Użytkownicy kompaktów często mają dylemat, jak przełożyć "pudełkowe" 10x na ogniskową (ewentualnie pytają użytkownika lustrzanki, jaką ma krotność obiektywu). Niestety, krotność zooma niczego nie mówi, nawet tego, jakie tak naprawdę dany aparat (obiektyw) daje powiększenie. Powiększenie jest bowiem stosunkiem najdłuższej ogniskowej zooma, podzielonej przez przekątną matrycy (aby rzecz ustandaryzować - do matrycy pełnoklatkowej, czyli ok. 44mm). Zatem, aby w lustrzance pełnoklatkowej uzyskać przybliżenie dziesięciokrotne, trzeba by zastosować obiektyw 440mm. Jednocześnie musiałby to być zoom 44-440mm, aby miał krotność 10x... E, nie brnijmy może w tym kierunku. Dość powiedzieć, że "iksy" niczego konkretnego nie mówią i nie ma sensu ich porównywać nawet miedzy kompaktami (aparat z zoomem 10x może dawać mniejsze przybliżenie niż aparat opisany jako zoom 8x).

Uff, morał

Okropny wpis - pełno dziwnych terminów i liczb, a mało informacji o fotografowaniu. Czy to się może przydać? Może - z doświadczenia wiem, że jeśli kogoś już wciągnie fotografowanie, z czasem zauważa, że pewne rodzaje zdjęć lubi robić chętniej niż inne. Jednym z wyznaczników owego "rodzaju" jest właśnie kąt widzenia - jednych fascynuje szeroki lub bardzo szeroki kąt, tak różny od tego, co widzimy własnymi oczami; inni chcieliby mieć super-super-super teleobiektyw, by móc robić zdjęcia kraterów księżycowych. Nie ma dobrego obiektywu, spełniającego wszystkie te wymagania, zatem trzeba kupić model specjalizowany, a żeby to zrobić, trzeba wiedzieć, od czego zależy to, co widzimy na zdjęciach. Oczywiście ogniskowa to tylko jeden z parametrów, ale bardzo ważny. Dopiero gdy znamy ogniskową, powinniśmy skupić się na drugim istotnym parametrze, czyli maksymalnym otworze przysłony.

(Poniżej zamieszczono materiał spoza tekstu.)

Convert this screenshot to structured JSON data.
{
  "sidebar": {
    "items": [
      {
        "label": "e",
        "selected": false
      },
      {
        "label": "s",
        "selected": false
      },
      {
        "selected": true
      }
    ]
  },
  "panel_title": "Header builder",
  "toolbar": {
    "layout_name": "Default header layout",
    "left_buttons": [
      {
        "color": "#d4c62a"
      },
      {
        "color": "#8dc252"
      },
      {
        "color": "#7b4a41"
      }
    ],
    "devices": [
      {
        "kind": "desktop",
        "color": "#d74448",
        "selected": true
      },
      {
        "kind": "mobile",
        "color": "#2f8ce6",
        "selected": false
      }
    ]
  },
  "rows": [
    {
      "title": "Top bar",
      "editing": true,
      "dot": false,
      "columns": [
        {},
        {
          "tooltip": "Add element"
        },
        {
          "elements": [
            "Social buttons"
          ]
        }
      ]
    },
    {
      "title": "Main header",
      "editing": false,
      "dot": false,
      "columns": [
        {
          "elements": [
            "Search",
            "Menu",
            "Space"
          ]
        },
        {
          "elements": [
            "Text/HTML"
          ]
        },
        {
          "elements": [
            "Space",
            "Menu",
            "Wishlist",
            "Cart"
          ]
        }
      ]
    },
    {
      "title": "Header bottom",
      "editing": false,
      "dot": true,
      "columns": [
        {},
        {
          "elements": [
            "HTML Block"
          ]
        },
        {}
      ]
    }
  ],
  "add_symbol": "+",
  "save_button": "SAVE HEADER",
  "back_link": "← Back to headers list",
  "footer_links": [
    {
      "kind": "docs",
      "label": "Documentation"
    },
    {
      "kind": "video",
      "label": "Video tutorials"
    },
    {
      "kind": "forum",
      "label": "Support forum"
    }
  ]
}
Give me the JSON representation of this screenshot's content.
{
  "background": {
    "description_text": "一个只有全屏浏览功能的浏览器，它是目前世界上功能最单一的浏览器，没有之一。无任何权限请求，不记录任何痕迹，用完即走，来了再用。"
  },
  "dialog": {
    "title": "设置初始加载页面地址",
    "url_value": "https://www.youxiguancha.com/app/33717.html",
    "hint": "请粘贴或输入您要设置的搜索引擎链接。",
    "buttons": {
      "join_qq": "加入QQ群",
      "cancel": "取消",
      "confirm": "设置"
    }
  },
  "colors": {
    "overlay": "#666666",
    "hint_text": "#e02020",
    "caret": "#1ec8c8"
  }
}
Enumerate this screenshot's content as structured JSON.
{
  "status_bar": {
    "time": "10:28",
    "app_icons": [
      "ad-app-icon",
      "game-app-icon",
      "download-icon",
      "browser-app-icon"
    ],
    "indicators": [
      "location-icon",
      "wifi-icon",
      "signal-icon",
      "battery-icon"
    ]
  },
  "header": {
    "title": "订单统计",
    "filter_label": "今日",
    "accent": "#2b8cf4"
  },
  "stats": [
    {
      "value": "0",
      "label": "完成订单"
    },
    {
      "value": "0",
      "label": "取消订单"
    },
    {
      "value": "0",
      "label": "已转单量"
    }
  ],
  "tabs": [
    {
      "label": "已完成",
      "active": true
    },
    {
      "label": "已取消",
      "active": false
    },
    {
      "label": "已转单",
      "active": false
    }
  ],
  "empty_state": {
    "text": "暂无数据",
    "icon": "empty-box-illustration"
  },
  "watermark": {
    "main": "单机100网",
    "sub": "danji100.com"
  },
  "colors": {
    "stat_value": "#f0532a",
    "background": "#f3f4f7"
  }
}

A na koniec przydatne narzędzie - symulator obiektywów. Można przetestować za pomocą suwaczków, jak działa zmiana ogniskowej oraz czym jest zmiana kąta widzenia oraz popatrzeć, czym różni się obrazek z tej samej ogniskowej przypięty do korpusu pełnoklatkowego (FX) oraz APS-C (DX).